"Consideramos que o desconfinamento tem de se iniciar de uma forma cautelosa, mas este é o tempo", defendeu, assinalando que "há uma descida consistente do número de pessoa infetadas, há também uma descida consistente do número de pessoas internadas e em cuidados intensivos".

No entanto, a líder bloquista ressalvou que os números "não aconselham que haja um desconfinamento total, abrupto, uma vez que há ainda muita pressão sobre o Serviço Nacional de Saúde", e defendeu a necessidade de um plano que se prolongue "até ao final do verão".

A coordenadora nacional do BE falava aos jornalistas na sede do partido, em Lisboa, no final de uma audiência com o Presidente da República sobre a renovação do estado de emergência, que decorreu por videoconferência.

Catarina Martins salientou que o "processo de desconfinamento deve ser faseado" e apontou que "o fim de semana da Páscoa levanta questões particulares", pelo que "deve haver uma preocupação acrescida".

Na ótica do BE, este é também "o tempo das escolas reabrirem".

"E a proposta que fazemos, muito concreta, é que ainda que os restantes ciclos de ensino possam abrir só depois da Páscoa, no que diz respeito às creches, ao pré-escolar e ao primeiro ciclo não há nenhuma razão para que não reabram desde já", frisou a líder.

Considerando que "essa reabertura é fundamental ao desenvolvimento das crianças", a coordenadora do BE justificou que "para as crianças mais novas, cada semana, por pouco tempo que seja, faz toda a diferença no seu desenvolvimento".

Já no que toca às atividades económicas, indicou que "os dados que foram apresentados na última sessão do Infarmed permitem, pelos níveis estabelecidos pelos próprios técnicos, mais reabertura da atividade económica, ainda que tenha que haver uma ponderação de precaução face ao fim de semana Páscoa", mas salientou que "essa ponderação deve ser feita" também "com os apoios no terreno".

"É preciso fazer aqui uma ponderação. É importante abrir setores da economia, mas que essa reabertura, sendo ainda faseada e não sendo previsível que eles possam vir a ter níveis de faturação semelhantes aos que tinham antes, não signifique que esses setores de atividade depois são excluídos dos apoios", justificou, defendendo que "há determinados setores da economia cujas condições de reabertura exigem também alteração das condições dos apoios que são dados a esses setores".

Catarina Martins apelou ainda ao Governo que aumente a testagem às infeções pelo novo coronavírus, com "rastreios aleatórios e generalizados", e as equipas de saúde pública que contactam possíveis casos de infeção, advogando que conhecer "a localização dos infetados" e a pandemia "estar sob controlo" é "a única forma" de o desconfinamento não dar "passos atrás".

Para o BE, é “positivo que haja a ideia de vários níveis de confinamento de acordo com indicadores” apontados pelos especialistas, mas deve juntar-se também a “responsabilidade política de previsão das alterações".

Questionada sobre a reunião com o Governo, a bloquista indicou que foi pedida opinião ao BE "sobre os indicadores apresentados pelos técnicos nas reuniões do Infarmed e sobre os vários níveis previstos", mas escusou-se a dar mais pormenores sobre o que foi falado no encontro.

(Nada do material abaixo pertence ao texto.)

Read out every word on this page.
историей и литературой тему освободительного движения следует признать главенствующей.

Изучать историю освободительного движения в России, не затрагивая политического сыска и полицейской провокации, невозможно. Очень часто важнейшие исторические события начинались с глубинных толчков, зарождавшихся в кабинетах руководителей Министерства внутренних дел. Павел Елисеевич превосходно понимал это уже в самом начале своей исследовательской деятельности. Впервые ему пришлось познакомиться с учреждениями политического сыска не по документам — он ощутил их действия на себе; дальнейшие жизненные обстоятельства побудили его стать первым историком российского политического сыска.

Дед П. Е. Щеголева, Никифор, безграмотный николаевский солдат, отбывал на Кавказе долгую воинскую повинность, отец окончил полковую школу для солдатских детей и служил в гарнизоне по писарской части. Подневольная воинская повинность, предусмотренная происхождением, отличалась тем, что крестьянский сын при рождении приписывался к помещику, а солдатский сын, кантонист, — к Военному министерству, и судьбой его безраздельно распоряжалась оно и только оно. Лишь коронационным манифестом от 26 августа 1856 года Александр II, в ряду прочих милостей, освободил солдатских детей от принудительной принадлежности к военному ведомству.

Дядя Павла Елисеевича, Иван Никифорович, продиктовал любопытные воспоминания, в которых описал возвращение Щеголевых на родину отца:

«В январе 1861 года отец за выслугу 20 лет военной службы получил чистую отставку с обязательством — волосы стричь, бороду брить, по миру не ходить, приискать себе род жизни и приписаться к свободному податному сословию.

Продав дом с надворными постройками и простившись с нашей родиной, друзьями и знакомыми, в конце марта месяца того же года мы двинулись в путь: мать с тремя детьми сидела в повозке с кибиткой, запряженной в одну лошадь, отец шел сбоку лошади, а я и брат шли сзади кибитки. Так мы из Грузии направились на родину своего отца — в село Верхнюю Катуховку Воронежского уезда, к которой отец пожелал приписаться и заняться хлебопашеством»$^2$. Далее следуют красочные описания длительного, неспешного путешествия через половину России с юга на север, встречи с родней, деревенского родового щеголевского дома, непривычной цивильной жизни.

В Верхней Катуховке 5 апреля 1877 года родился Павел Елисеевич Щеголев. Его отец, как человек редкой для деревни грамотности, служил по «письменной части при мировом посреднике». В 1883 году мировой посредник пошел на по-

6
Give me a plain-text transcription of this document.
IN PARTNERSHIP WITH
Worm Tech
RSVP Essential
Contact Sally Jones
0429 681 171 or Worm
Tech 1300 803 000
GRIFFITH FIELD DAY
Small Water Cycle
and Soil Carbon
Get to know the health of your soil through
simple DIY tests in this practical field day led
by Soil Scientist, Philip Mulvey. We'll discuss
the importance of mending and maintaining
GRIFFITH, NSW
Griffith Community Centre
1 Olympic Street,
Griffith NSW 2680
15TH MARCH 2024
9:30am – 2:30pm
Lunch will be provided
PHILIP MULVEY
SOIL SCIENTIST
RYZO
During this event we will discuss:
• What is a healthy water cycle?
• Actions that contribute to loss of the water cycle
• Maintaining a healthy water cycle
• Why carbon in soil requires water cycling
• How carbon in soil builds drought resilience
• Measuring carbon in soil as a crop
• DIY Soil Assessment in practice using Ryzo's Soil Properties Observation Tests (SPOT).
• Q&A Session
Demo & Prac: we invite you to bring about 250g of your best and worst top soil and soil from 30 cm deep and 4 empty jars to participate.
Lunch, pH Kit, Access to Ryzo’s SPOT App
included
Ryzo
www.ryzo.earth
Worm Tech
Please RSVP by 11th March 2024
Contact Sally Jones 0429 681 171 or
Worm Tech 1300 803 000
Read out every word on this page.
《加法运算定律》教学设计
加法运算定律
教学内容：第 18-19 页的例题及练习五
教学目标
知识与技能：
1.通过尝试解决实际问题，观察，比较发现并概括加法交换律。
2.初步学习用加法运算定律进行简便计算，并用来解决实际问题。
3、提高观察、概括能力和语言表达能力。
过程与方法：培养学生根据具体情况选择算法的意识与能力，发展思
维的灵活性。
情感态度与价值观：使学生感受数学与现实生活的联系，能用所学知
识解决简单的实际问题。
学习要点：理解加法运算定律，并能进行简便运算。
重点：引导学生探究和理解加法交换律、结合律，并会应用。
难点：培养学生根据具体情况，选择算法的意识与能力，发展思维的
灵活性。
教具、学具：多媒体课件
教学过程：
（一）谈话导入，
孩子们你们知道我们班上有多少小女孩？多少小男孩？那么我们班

Ainda assim, congratulou-se com o facto de o Governo ter avançado com a “generalização dos testes de rastreio” nas escolas e ter dado um “sinal da necessidade inclusão em grupos prioritários” de vacinação o pessoal docente e não docente, destacando que eram “duas exigências do BE”.

Catarina Martins considerou também que o parlamento vai votar a renovação do estado de emergência "ainda com muita incerteza sobre a forma como o governo projeta executar esse estado de emergência", uma vez que o plano de desconfinamento ainda não é conhecido publicamente.

Questionada sobre o sentido de voto do BE na votação plenária de quinta-feira, a líder ressalvou o partido quer conhecer o decreto do Presidente da República antes de tomar uma decisão, tal como tem feito até aqui.